The mechanism is the Organisation for the Prohibition of Chemical Weapons. Its inspectors possess a unique and intrusive mandate. They can arrive, unannounced, at any declared or challengeable site on member territory. They audit paperwork, interview personnel, and sample soil. The treaty operates on a principle of managed distrust. It acknowledges the weapon's enduring appeal—its cheapness, its terror—and constructs a labyrinth of transparency to make its pursuit more trouble than it is worth.

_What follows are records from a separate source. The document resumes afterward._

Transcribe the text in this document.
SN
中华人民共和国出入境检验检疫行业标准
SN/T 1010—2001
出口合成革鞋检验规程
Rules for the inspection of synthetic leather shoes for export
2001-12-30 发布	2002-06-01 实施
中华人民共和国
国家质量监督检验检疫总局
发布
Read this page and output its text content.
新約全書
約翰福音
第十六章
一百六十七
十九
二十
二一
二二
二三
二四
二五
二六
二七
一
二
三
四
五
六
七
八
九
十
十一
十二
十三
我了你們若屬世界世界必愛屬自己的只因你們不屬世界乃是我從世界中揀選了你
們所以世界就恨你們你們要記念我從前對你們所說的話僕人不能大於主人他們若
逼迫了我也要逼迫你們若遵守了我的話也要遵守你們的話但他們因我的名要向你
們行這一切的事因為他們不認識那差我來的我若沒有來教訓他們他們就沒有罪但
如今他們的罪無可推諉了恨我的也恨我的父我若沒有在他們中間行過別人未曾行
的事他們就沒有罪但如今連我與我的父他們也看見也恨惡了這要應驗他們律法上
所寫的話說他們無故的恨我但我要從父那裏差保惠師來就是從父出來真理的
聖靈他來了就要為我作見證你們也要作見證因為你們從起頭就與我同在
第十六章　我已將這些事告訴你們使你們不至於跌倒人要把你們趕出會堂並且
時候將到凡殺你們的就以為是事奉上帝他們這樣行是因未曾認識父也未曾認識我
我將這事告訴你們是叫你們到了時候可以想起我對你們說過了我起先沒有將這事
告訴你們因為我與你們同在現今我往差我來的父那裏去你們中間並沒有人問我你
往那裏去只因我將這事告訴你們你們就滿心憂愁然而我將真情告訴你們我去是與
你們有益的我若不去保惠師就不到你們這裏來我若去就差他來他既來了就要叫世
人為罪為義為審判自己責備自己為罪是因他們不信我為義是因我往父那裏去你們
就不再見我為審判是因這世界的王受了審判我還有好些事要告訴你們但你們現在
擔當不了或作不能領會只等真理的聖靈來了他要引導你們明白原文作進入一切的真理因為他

As of this writing, over 99% of the world’s declared chemical weapon stockpiles have been destroyed under OPCW verification. The work is logistical, chemical, and monotonous. It occurs in fortified facilities, not on battlefields. The question the convention poses is not about the nature of war, but about the nature of agreement. Can we collectively decide that some paths of ingenuity are best walled off, not because they are impossible, but because their existence makes the world itself untenable? The quiet work of dissolution suggests, tentatively, that we can.